What happened
Moca Network published the new mechanism on Thursday, according to CryptoBriefing's report. Stakers holding Staking Power, the non-transferable balance accrued by locking the project's native asset, can now burn that balance to mint LLM tokens. Those LLM tokens are the unit of payment for inference calls made by AI agents running against models integrated with Moca's identity stack.
The flow runs one way. Staking Power goes in, LLM tokens come out, and the LLM tokens are consumed when an agent makes a call. There is no path back to staked principal once burned. CryptoBriefing framed the move as an attempt to redefine digital identity's role in AI economics, tying token utility to resource allocation and consumption.

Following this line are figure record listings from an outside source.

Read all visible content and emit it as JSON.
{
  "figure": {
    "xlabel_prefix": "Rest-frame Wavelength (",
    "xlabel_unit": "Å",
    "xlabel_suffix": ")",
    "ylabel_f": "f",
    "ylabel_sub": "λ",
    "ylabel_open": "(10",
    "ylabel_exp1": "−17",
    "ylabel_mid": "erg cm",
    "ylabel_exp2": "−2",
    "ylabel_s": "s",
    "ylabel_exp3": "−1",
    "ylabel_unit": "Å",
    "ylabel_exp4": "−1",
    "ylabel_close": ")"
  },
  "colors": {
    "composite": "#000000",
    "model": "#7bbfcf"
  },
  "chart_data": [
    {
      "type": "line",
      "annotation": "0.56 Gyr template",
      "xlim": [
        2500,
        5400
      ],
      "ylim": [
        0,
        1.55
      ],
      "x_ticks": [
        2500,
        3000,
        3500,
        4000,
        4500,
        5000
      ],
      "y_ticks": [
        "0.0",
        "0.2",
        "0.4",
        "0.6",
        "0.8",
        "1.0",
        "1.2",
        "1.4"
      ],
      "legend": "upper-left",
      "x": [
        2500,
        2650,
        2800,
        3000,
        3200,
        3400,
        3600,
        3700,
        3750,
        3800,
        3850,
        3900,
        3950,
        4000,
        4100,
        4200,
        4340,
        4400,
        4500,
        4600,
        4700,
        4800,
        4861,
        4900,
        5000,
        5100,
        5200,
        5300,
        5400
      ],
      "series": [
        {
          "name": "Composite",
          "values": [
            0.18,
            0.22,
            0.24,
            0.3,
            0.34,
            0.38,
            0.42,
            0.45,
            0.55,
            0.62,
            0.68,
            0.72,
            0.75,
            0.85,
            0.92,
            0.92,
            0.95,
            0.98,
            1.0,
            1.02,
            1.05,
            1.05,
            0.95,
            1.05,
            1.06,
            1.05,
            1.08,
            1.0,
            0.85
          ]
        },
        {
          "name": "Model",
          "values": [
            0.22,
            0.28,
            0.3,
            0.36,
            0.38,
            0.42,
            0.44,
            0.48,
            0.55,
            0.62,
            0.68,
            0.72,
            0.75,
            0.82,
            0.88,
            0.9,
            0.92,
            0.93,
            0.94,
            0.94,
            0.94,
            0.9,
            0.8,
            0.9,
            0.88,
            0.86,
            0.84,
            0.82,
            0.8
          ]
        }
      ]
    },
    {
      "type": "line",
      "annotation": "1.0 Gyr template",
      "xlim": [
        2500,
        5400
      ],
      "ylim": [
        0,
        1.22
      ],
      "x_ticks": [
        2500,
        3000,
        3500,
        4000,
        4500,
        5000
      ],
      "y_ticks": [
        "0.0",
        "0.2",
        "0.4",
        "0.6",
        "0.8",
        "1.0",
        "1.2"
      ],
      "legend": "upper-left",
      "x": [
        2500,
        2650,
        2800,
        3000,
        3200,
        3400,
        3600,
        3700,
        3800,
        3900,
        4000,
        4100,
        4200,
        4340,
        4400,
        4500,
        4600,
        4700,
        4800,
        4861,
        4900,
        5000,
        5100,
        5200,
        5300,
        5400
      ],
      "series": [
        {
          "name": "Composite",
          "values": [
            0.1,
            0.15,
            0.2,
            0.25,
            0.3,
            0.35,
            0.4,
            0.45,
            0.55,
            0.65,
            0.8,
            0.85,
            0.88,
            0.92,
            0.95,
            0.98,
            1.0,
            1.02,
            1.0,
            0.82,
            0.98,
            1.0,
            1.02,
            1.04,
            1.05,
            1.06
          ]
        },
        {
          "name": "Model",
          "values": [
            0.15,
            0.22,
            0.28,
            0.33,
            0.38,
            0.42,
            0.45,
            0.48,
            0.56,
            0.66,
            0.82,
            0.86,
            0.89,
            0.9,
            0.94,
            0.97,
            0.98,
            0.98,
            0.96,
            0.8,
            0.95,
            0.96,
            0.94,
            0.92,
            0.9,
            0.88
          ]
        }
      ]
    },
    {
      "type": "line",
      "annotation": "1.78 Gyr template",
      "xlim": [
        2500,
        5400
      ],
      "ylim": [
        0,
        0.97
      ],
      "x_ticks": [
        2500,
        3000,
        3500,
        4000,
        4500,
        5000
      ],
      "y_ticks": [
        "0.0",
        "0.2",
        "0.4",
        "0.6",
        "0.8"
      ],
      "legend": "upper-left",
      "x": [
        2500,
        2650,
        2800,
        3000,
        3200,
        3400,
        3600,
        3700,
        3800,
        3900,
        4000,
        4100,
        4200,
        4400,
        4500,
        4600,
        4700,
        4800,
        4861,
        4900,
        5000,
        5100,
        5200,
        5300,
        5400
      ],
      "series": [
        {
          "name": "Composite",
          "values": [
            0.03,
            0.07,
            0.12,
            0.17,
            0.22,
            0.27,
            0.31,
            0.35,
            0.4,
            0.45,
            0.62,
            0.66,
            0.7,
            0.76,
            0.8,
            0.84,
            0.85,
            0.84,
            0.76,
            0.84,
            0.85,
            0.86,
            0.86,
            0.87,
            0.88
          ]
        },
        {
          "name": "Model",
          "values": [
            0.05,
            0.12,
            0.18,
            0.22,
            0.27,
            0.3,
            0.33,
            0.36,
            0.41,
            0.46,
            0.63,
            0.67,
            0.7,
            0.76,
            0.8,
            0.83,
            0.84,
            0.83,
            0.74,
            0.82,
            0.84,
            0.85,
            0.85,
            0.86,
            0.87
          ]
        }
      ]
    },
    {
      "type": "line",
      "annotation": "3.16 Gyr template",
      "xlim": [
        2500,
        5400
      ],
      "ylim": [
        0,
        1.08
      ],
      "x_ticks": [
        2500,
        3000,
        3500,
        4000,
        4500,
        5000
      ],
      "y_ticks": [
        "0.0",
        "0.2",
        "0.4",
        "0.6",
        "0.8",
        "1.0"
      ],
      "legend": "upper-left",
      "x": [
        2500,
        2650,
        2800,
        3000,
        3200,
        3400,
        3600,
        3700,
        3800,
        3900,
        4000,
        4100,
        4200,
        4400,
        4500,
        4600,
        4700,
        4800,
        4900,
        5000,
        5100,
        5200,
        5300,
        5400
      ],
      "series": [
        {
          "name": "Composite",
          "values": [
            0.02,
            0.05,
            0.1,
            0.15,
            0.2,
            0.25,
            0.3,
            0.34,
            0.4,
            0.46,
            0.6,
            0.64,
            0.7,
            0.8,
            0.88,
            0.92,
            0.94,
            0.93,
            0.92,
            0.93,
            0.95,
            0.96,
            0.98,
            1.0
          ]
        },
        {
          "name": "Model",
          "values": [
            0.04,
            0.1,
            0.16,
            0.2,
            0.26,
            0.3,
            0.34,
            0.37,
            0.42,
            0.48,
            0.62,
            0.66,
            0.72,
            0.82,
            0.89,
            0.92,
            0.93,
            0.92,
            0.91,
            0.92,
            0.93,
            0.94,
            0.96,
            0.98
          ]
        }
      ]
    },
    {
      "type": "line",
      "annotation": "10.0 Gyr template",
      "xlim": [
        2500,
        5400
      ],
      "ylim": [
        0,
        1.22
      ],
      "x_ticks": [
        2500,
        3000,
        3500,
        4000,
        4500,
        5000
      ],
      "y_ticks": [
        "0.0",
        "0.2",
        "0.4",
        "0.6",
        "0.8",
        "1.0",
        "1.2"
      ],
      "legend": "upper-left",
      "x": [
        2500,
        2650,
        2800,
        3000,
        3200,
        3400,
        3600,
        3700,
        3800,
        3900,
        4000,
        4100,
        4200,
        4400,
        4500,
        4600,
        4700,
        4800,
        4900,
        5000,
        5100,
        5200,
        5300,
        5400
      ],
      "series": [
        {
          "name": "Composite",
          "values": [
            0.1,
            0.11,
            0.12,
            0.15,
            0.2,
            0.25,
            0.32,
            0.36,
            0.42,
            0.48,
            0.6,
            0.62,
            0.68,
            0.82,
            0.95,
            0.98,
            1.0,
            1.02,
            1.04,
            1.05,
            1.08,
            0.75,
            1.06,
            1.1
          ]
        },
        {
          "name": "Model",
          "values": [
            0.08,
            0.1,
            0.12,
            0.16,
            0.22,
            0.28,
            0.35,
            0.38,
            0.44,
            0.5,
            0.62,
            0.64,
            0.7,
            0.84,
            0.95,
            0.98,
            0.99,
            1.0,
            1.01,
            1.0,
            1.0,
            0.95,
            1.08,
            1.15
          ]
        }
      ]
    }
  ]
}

The initial coverage did not include conversion ratios, a cap on weekly mints, or fee splits between model providers and the protocol treasury. Those details will decide whether the burn meaningfully tightens supply or remains symbolic.
Why it matters
Most staking economies pay holders to do nothing. Lock the token, earn the yield, exit when the unlock clears. Moca's design inverts that. Staking accrues a balance you spend, not a balance you compound. The exit is a burn, and the burn pays for compute.
That matters for two reasons. First, it ties token demand to actual usage of the AI agents the network is positioning itself around. If the agents see traction, the burn pulls supply. If they do not, the staking layer offers nothing else to hold for. Yield-free staking is a high-conviction design choice.
Second, it makes identity a billing primitive. Moca's stack was built around persistent crypto-native identity. Connecting that identity to a metered, burnable resource means every agent action carries an authenticated user behind it. Regulators chasing AI accountability frameworks will notice.